Post-doctoral Research Fellows

Taylor Matthews - Post-doctoral Research Fellow, Ethics of Doubt

Taylor Matthews

Taylor Matthews joined the Ethics of Doubt project after completing his PhD at the University of Nottingham. His main areas of research are in epistemology and ethics, especially where the two intersect. 

Much of Taylor’s research is in virtue and vice epistemology, but he has also written on the epistemology of AI, epistemic risk, and scepticism. Over the course of the project, he aims to investigate the role that intellectual vices might play in generating sceptical scenarios, as well as how virtues such as intellectual courage can help remedy them.  

Southampton Philosophy staff page

taylorrcmatthews.com

X: @Tays95

Cæcilie Varslev-Pedersen - Post-doctoral Research Fellow, Ethics of Doubt

Cæcilie Varslev-Pedersen

Cæcilie Varslev-Pederson holds an MA and a PhD from The New School for Social Research in New York City. Prior to joining the project, she held a temporary lectureship at the University of Copenhagen. Cæcilie works on post-Kantian thought; especially the ethical, existential, and political aspects of Søren Kierkegaard’s and GWF Hegel’s philosophy. 

For the Ethics of Doubt project, Cæcilie aims to reconstruct a Kierkegaardian account of existential scepticism with a special focus on Kierkegaard’s analyses of the reluctance to alter or renounce one’s perspective on the world and on oneself.

soton.academia.edu/CæcilieVarslevPedersen

Isabel Kaeslin - Post-doctoral Research Fellow, Ethics of Doubt

Isabel Kaeslin

Isabel Kaeslin received her PhD from Columbia University in 2019, having worked on how non-cognitive feeling states can play a role in ethics and epistemology. Her book, entitled Emotion, Cognition, and the Virtue of Flexibility was published in autumn 2023. 
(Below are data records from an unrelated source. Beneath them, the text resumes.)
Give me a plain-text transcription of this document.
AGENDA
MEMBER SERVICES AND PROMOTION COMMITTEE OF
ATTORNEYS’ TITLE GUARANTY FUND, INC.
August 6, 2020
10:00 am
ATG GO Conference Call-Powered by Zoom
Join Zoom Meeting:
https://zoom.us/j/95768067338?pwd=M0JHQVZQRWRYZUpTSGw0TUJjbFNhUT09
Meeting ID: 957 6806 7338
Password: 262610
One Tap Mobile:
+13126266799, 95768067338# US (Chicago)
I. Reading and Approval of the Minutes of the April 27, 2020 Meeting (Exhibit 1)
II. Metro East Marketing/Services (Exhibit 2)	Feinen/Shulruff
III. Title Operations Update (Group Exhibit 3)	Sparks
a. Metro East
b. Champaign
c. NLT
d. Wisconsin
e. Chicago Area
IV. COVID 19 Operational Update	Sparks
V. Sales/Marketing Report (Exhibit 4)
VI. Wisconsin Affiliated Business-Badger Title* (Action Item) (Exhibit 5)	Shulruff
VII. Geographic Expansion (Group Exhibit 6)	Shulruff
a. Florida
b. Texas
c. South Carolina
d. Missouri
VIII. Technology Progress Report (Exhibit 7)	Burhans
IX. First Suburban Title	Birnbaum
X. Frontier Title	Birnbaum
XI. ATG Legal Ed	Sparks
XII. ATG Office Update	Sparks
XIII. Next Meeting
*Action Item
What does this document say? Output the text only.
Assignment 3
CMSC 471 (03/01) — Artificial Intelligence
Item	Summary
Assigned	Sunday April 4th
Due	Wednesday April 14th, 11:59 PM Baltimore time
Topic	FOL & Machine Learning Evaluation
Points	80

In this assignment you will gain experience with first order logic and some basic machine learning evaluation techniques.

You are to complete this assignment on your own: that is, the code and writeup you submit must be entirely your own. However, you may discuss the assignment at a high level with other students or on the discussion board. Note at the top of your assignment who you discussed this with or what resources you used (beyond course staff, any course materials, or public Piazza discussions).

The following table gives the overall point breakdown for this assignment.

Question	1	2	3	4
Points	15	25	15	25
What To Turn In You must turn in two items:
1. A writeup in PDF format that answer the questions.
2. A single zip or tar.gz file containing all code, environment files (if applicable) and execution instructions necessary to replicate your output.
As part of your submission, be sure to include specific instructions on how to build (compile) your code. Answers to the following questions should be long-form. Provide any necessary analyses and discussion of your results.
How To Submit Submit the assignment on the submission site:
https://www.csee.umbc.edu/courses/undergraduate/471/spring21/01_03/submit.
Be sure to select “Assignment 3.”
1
Previously, Isabel was a post-doctoral researcher on a philosophy of attention project at the University of Fribourg. Isabel is excited that the Ethics of Doubt project combines ethical and existential questions with epistemic ones. She wants to zoom in on the question in what ways knowledge requires courage, what character virtues are involved in dealing with doubt, and on whether conspiracy theories and scepticism are special forms of doubt. 

Isabel will be starting on the project in September 2024.

isabelkaeslin.com

PhD Students

Peter Heath - PHD student, Ethics of Doubt

Peter Heath

Peter is a PhD student on the project. He joined after seven years of pastoral ministry and theological study at the Universities of Oxford and Nottingham.

Peter is excited to investigate how conspiracy theories might ease cognitive dissonance for some people, and how insights from Kierkegaard might prompt us to find other ways of handling this problem.

X: @pwjheath

Amin Mostajir - PHD student, Ethics of Doubt

Amin Mostajir

Amin joins the project as a PhD student, having received his MA in Iran. What excites him about the project is that it approaches epistemological problems in an existential way, linking scepticism to failures of character, diverging from mainstream theoretical epistemology. 

Amin intends to focus on exploring the connection between self-knowledge and intellectual courage – a subject that resonates with his personal experience growing up in an environment where voicing his own perspective required courage despite potential backlash.